The UCI has still to send its scientific consultancy dossier on the case to the RFEC but Cyclingnews understands that the dossier is set to arrive in the next few days.
Contador is currently training with his new Saxo Bank-SunGard teammates in Mallorca. His spokesman Jacinto Vidarte told Cyclingnews they know nothing about a possible verdict on Thursday or a one-year ban.
"It's pure speculation by the Spanish media, we don't know when a verdict will be reached. It is up to the Spanish Cycling Federation to decide when they reach a verdict," Vidarte said.
According to a report in Gazzetta dello Sport, no formal disciplinary hearing will be held, with both Victoria Lopez and Contador’s defence team submitting written documents. Contador’s defence is reported to be almost 100 pages long and reaffirms his claims that the Clenbuterol positive was sparked by eating contaminated meat.
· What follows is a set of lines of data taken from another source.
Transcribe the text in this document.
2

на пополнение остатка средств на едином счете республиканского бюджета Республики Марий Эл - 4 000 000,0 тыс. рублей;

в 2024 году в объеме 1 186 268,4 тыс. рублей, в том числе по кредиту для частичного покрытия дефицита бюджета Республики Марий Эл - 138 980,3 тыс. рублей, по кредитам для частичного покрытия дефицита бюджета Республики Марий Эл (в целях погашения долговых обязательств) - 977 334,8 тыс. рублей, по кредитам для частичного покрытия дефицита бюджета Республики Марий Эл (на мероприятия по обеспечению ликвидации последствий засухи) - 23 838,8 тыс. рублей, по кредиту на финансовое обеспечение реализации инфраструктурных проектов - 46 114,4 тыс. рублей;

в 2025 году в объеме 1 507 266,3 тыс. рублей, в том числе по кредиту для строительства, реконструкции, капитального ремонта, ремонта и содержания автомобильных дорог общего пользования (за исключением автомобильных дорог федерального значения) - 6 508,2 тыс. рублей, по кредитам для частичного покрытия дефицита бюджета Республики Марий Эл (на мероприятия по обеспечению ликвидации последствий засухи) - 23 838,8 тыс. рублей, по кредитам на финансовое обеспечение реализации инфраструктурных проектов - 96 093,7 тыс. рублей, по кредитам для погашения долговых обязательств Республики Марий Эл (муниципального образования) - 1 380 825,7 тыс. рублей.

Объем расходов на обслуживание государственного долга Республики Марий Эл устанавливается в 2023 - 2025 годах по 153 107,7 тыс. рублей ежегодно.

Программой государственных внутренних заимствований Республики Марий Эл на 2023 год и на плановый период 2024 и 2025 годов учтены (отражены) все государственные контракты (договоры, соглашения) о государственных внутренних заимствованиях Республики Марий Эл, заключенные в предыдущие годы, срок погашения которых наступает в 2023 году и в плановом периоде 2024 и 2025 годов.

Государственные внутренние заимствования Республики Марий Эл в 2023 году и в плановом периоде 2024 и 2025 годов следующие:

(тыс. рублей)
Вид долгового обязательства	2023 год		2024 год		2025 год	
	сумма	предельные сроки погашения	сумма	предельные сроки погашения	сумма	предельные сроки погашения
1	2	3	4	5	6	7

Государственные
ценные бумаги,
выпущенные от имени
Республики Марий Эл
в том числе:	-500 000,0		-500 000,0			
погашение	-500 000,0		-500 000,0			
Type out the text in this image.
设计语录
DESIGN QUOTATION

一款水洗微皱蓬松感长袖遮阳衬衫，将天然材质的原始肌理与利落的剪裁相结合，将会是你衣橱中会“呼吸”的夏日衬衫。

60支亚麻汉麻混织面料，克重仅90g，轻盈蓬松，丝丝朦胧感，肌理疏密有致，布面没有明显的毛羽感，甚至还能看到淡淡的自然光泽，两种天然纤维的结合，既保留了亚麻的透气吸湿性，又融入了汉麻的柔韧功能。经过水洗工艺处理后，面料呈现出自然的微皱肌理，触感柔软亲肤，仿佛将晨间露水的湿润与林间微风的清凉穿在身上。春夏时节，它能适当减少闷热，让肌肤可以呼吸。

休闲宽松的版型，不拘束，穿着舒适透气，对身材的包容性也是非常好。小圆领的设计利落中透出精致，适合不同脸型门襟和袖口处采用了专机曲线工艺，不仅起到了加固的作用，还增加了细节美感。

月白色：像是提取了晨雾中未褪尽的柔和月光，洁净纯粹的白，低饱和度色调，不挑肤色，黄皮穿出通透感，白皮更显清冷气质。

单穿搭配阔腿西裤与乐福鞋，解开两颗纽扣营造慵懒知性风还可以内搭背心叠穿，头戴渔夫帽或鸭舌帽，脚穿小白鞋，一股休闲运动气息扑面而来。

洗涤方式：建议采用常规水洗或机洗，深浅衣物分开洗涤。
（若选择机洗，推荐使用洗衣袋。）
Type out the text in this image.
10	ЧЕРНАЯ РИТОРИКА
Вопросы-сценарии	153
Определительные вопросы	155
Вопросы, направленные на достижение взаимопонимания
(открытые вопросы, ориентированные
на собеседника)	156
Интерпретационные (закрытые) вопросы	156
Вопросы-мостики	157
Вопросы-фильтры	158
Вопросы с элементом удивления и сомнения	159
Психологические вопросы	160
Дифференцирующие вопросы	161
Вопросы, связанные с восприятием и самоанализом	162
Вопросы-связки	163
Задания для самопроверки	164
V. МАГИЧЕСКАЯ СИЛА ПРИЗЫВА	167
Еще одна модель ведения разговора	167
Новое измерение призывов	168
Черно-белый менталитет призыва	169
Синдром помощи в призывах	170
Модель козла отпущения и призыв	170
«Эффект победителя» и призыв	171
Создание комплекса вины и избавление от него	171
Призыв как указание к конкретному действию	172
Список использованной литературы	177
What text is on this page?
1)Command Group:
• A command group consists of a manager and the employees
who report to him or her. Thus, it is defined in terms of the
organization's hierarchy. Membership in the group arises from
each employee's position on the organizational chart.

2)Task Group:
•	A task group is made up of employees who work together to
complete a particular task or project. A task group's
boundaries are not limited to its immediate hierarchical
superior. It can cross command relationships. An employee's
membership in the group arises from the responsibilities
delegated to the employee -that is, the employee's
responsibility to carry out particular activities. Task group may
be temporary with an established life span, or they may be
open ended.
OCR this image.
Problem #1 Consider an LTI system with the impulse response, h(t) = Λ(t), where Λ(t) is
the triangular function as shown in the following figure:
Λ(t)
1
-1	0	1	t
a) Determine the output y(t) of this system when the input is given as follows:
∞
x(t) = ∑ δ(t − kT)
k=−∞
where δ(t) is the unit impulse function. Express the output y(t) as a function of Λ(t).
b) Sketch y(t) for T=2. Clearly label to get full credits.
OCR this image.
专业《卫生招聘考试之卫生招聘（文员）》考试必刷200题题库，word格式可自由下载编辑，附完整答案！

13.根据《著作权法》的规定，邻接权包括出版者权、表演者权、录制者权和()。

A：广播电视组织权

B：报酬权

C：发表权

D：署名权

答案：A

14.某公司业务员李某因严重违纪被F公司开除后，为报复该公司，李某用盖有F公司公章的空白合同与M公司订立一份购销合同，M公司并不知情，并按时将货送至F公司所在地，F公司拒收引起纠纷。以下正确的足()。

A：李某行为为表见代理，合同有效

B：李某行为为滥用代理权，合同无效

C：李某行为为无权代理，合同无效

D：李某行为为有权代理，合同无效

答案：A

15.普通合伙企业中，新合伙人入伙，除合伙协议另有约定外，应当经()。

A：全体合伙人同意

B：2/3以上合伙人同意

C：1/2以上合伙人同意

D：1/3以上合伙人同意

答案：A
Both Marca and El Pais suggest that Contador will be banned for a year, perhaps because the Clenbuterol consumption could considered involuntary, with any suspension likely to end on August 24, 2011.
Under UCI rules, if Contador is banned, he will also lose his 2010 Tour de France victory. Under RFEC rules, Contador has ten days to appeal against the sentence in Spain. He, the UCI or the World Anti-Doping Agency could also appeal against the verdict to the Court for Arbitration for Sport in Switzerland. However, any appeal to the CAS would take several months and mean that Contador would probably miss this year’s Tour de France even if he is cleared.
Contador tested positive for Clenbuterol on the second rest day of last year’s Tour de France in Pau. He has always claimed the positive test was caused by meat that only he ate, brought to the team’s hotel by a friend from Spain. He has threatened to quit the sport if he is suspended. Clenbuterol contamination is common in China and Mexico but official data and controls indicate cases are very rare in Europe after the muscle boosting drug was banned in 1996.
Saxo Bank-SunGard team manager Bjarne Riis and other riders will hold a press conference in Mallorca on Friday but Contador will not participate and will not give interviews while his case is still pending.